EVENING SPIRITUAL DIARY FOR 10/23/2025 10:05 PM
My Worship Time Focus: PT-1 “The Options Presented”
Bible Reading & Meditation Reference: 2 Peter 1:8-9
Message of the verses: “For if these qualities are yours and are increasing, they render you neither useless nor unfruitful in the true knowledge of our Lord Jesus Christ. For he who lacks these qualities in blind or short-sighted, having forgotten his purification from his former sins.”
I have mentioned that having a difficult time in totally understanding this first part of Peter’s second letter, and I really believe that this is something that I need to understand in a much better way. The last few SD’s on 2 Peter came from quotations from Dr. Warren W. Wiersbe’s commentary and I have to say that he, who is now with the Lord, has been like a mentor to me for many years as I have been writing my Spiritual Diaries. Dr. Wiersbe has a series of what he called “Be Books” and these books that he wrote were his commentary on the entire Bible. I remember many years ago that my daughter and her husband bought me his entire collection of these “Be Books” for a Christmas present. I am very thankful for this thoughtful gift as some of them are pretty worn out from using them. This evening I am going back to John MacArthur’s commentary on 2nd Peter and I will have to decide if I want to continue looking at Dr. Wiersbe’s commentaries on this section once I get done with MacArthur’s commentary on these verses.
MacArthur begins by writing “God certainly does not want His children miserable and doubting His gift of salvation; instead He desires and delights in their joy and confidence (cf. Pss. 5:11; 33:1; 90:14; 105:43; John 15:11; Acts 13:52; Rom. 5:13). If Christians are to fully enjoy their assurance as God desires for them, they must consider the two options Peter presents in this passage and choose the positive one rather than the negative.”

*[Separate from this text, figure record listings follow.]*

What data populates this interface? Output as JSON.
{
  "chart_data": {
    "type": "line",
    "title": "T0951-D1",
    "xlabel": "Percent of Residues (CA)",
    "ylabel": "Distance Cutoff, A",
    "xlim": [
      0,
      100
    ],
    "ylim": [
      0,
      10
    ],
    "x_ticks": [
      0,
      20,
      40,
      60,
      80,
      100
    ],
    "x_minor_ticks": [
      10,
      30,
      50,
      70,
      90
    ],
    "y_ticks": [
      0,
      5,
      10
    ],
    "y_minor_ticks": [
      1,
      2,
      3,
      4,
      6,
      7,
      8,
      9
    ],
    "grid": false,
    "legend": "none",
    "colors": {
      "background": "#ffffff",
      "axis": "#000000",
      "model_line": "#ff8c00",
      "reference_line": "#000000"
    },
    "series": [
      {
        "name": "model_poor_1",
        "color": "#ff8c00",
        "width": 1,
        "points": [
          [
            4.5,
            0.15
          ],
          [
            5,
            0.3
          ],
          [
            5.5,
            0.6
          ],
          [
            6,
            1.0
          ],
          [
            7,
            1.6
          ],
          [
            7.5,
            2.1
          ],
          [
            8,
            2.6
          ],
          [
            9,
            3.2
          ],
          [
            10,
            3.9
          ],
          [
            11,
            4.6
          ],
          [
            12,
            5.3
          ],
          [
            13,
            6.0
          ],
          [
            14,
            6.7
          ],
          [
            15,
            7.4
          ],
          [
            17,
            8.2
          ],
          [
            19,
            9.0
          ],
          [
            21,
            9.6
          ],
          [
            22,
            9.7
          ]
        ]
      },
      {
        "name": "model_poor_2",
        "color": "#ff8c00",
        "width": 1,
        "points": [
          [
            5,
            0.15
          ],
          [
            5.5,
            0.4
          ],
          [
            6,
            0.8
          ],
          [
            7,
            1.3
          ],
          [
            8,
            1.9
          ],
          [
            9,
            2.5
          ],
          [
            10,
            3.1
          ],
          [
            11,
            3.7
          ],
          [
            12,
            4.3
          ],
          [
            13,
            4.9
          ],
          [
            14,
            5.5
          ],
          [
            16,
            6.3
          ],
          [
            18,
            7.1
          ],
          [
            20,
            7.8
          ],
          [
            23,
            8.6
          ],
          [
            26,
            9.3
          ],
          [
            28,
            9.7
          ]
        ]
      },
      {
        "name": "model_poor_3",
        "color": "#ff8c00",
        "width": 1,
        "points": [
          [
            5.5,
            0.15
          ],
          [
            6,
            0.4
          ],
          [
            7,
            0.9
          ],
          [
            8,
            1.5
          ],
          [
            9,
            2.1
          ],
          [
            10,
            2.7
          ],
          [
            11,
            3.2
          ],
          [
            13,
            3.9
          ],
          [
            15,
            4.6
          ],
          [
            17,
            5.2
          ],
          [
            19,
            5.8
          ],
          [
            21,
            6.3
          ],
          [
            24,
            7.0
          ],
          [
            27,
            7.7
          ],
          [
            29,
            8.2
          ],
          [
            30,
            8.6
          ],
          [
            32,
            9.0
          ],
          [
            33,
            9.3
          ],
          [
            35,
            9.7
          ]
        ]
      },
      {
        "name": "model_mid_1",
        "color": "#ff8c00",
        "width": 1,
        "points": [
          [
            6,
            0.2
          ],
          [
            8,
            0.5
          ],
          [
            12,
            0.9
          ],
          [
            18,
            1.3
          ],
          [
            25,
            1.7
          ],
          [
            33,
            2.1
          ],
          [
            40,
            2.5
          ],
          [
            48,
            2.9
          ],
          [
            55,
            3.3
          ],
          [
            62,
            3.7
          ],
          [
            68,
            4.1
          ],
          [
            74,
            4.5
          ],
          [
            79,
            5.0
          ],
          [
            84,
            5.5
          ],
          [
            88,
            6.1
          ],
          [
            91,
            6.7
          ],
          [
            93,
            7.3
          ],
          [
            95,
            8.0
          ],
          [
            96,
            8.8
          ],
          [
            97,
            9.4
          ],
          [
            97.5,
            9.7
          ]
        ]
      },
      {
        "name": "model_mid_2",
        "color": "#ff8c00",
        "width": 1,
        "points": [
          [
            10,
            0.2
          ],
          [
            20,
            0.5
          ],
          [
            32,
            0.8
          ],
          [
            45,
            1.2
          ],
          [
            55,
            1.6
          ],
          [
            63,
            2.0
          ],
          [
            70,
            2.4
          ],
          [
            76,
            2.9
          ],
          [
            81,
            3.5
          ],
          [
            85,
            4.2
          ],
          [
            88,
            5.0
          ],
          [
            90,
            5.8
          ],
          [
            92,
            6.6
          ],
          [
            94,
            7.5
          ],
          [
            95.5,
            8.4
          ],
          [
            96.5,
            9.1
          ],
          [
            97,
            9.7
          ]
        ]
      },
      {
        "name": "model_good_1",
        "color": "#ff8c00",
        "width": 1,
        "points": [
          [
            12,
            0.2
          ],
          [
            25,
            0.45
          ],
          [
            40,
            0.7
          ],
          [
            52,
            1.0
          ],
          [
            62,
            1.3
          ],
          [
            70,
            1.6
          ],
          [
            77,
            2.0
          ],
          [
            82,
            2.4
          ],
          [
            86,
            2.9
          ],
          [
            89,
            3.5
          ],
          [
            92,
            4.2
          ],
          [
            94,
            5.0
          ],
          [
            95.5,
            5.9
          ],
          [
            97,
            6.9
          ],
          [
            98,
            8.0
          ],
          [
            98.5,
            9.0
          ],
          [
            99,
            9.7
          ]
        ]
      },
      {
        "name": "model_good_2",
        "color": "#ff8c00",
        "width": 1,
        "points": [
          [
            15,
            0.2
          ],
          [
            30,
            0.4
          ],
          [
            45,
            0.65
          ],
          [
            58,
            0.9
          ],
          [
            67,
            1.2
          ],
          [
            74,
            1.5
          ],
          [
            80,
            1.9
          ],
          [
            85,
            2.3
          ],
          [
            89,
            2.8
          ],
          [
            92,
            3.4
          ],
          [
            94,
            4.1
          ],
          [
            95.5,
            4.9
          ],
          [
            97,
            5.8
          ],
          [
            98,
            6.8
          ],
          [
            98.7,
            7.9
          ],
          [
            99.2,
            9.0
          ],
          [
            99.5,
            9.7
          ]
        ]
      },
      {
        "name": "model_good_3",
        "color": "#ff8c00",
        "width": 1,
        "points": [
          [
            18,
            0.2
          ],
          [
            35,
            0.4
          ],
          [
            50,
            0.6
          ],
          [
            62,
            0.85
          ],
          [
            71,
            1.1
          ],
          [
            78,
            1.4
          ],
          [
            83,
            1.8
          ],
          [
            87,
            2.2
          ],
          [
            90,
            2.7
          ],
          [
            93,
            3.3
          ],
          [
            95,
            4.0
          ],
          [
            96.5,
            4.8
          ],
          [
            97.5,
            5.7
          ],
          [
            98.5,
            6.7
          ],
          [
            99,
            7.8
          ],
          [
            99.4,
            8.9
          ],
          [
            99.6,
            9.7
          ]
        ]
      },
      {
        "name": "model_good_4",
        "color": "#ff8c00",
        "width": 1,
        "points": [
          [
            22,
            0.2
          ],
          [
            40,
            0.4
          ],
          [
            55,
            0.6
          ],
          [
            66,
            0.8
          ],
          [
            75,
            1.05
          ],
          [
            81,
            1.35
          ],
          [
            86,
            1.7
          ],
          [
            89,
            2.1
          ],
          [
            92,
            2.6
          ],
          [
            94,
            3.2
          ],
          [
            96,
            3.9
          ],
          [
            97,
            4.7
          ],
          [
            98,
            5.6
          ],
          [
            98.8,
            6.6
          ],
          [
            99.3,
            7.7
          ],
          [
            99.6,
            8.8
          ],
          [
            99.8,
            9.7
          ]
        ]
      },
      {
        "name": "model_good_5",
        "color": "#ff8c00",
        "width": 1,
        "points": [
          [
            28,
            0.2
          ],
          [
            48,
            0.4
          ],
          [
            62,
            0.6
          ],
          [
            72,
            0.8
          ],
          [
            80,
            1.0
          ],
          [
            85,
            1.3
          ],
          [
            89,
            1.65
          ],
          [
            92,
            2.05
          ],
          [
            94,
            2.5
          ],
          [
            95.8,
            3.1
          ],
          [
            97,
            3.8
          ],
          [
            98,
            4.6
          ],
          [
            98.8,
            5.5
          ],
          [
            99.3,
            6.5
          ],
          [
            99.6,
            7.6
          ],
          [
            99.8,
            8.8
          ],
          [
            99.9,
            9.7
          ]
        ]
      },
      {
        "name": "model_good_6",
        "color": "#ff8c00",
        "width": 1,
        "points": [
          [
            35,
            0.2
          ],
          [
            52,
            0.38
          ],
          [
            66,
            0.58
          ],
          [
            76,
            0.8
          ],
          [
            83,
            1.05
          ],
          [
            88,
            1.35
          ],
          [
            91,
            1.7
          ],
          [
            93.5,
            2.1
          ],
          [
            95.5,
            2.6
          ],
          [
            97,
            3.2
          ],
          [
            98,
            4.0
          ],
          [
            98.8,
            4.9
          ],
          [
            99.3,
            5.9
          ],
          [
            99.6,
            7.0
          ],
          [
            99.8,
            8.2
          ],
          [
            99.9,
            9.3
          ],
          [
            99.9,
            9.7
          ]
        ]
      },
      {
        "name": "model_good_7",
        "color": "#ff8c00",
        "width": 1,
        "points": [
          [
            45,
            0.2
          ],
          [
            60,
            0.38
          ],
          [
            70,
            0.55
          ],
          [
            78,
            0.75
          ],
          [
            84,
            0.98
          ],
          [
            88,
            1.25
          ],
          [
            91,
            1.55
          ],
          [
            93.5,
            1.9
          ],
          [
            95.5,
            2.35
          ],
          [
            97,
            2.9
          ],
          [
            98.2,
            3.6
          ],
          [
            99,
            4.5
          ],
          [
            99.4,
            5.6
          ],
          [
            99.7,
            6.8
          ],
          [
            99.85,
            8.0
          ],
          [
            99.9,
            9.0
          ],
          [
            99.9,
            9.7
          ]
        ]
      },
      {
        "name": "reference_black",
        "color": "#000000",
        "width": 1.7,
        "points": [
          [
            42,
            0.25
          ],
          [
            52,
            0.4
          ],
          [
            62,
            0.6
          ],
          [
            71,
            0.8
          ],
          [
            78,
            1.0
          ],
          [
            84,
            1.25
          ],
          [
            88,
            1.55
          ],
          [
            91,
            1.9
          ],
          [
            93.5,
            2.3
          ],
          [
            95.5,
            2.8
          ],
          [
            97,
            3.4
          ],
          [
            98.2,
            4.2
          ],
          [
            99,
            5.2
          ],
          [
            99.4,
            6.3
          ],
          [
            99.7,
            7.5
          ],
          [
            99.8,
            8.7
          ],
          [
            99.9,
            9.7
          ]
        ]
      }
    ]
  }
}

I will now begin looking at the Positive part that Peter writes about as he calls for pursuing these qualities (the preceding list of virtues that we have just gone over during the last several SD’s which spoke of virtues), and sets forth the result of doing so. “The phrase rendered are yours and are increasing is a strong expression drawn from two present participles (huparchonia and pleonazonia)” writes MacArthur. He goes on to write “The first denotes owning property in an abiding sense, and the second refers to possessing more than enough, even too much, of something. If the virtues are abundantly present in a believer’s life and actually on the increase, that reality will render (‘make,’ ‘set in order’) him as neither spiritually useless nor unfruitful.
“Useless (argos), meaning ‘inactive,’ or ‘idle’ when employed in the New Testament, always describes something inoperative or unserviceable (cf. Matt. 12:36; 20:3, 6; 1 Tim. 5:13; Titus 1:12; James 2:20). Unfruitful (akarpos) or ‘barren’ is sometimes used in connection with unbelief or apostasy. For example, Paul warned against the ‘unfruitful deeds of darkness’ (Eph. 5:11). Jude described apostates as ‘autumn trees without fruit, doubly dead, uprooted’ (Jude 12). Matthew 13:22 and Mark 4:19 use it as they record Jesus’ description of superficial believers in the parable of the soils. It can refer even to true believers who are for a time unproductive (Titus 3:14; cf. 1 Cor. 14:14). If Christians pursue the virtues Peter outlined, their lives will be increasingly productive spiritually. But if those qualities are not present, believers are likely to be indistinguishable from the superficial professors Jesus described in His parable.”